Sein abenteuerlicher Versuch, ethisch korrekt zu leben.

Da ich vor kurzem wieder diese Thematik ansprach, möchte ich Euch heute dieses Buch empfehlen. Obwohl die Lektüre bereits ca. 1,5 Jahre zurückliegt, habe ich es noch immer nicht vergessen. Ich denke, das spricht wohl für sich.


Von mir interpretierter Inhalt

In einem lockeren, unterhaltsamen und populären Schreibstil erzählt der Autor, durchaus selbstkritisch und mit einer angemessenen Portion Humor, wie er sich und seine Konsumgewohnheiten im Laufe dieses einen Jahres (und natürlich darüber hinaus) zusammen mit seiner Frau und seiner kleinen Tochter Schritt für Schritt immer mehr auf ökologisch, umwelt- und sozialbewusst umgepolt hat. Dabei erwiesen sich einige Maßnahmen als einfacher als gedacht; andere hingegen brauchten mehr Überlegungs- und Gewöhnungszeit oder waren in diesem Fall auch nicht unmittelbar umsetzbar.
Unterstützt wird das Paar dabei von drei "Beratern", die sich mit dem Thema auf ihre jeweilige Weise auskennen und somit auch verschiedene Aspekte ansprechen: Hannah Berry, die für das britische Verbrauchermagazin "Ethical Consumer" arbeitet und Vegetarierin ist. Mike Childs, Marketingleiter von "Friends of the Earth", einem internationalen Netzwerk von Umweltgruppen. Und Renée Elliott, die Aufsichtsratmitglied der Soil Association und Gründerin der Planet Organic-Bioläden in Großbritannien ist.
Weiterhin geben die zahlreichen Briefe und Mails, die den Autor im Verlauf des Experimentes erreichen, ihm (und uns Lesern) sehr viele Tipps, aber auch Rückhalt.

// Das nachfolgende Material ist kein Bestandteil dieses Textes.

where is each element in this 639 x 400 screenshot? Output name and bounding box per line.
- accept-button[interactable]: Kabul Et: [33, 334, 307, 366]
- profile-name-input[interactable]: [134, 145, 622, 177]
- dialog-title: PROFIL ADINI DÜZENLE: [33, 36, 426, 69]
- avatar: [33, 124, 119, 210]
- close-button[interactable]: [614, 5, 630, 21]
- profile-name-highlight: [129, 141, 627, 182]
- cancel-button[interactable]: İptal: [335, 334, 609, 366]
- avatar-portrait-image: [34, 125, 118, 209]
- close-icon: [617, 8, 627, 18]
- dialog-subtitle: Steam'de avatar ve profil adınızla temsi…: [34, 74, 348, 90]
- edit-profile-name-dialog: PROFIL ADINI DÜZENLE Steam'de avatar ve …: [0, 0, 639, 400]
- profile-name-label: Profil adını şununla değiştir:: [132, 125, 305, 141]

Zu Beginn des Experimentes statteten nun die Berater den Hickmans einen Besuch ab, um ihre aktuelle Lebensweise zu checken und darauf beruhend Tipps geben zu können, was sie verbessern können, um ökologischer zu leben. Dazu räumen sie die Küchen- und Badezimmerschränke aus, gucken, was für Elektrogeräte sie benutzen, welche Putzmittel sie verwenden, auch welche Marken, wie viel Verpackung mit den im Haus vorhandenen Produkten verschwendet wird und wie viel Müll sie allgemein produzieren, ob sie ihren Müll trennen, inwiefern sie bereits Bioprodukte verwenden, uvm.
Schon hier stellt sich heraus, dass es einiges gibt, was sie tun können, um ihre Ökobilanz zu verbessern.
Und Leo zögert natürlich nicht lange, aktiv zu werden: Beispielsweise kauft er sich einen Wurmkomposter, um seine Bioabfälle zu recyceln, beschließt, in seinem kleinen Garten Kräuter und Gemüse anzubauen, bestellt bei einem entsprechenden Biounternehmen eine Abokiste mit einheimischem, in der jeweiligen Saison erhältlichen Gemüse, beschließt, ab dem nächsten Einkauf keine Plastiktüten mehr dazuzunehmen, sondern entsprechende Transportbehälter selbst von zu Hause mitzubringen, sowie überhaupt noch mehr darauf zu achten, keine Lebensmittel mehr mit überflüssiger Verpackung, und statt von weither eingeflogener lieber einheimische Produkte zu kaufen.
Seine Frau Jane macht bei vielem bereitwillig mit; in anderem hingegen (z.B. bestimmte Pflegeprodukte, aber auch in punkto Kleidung, Second-Hand- und Biokleidung) zeigt sie sich weniger begeistert und einsichtig.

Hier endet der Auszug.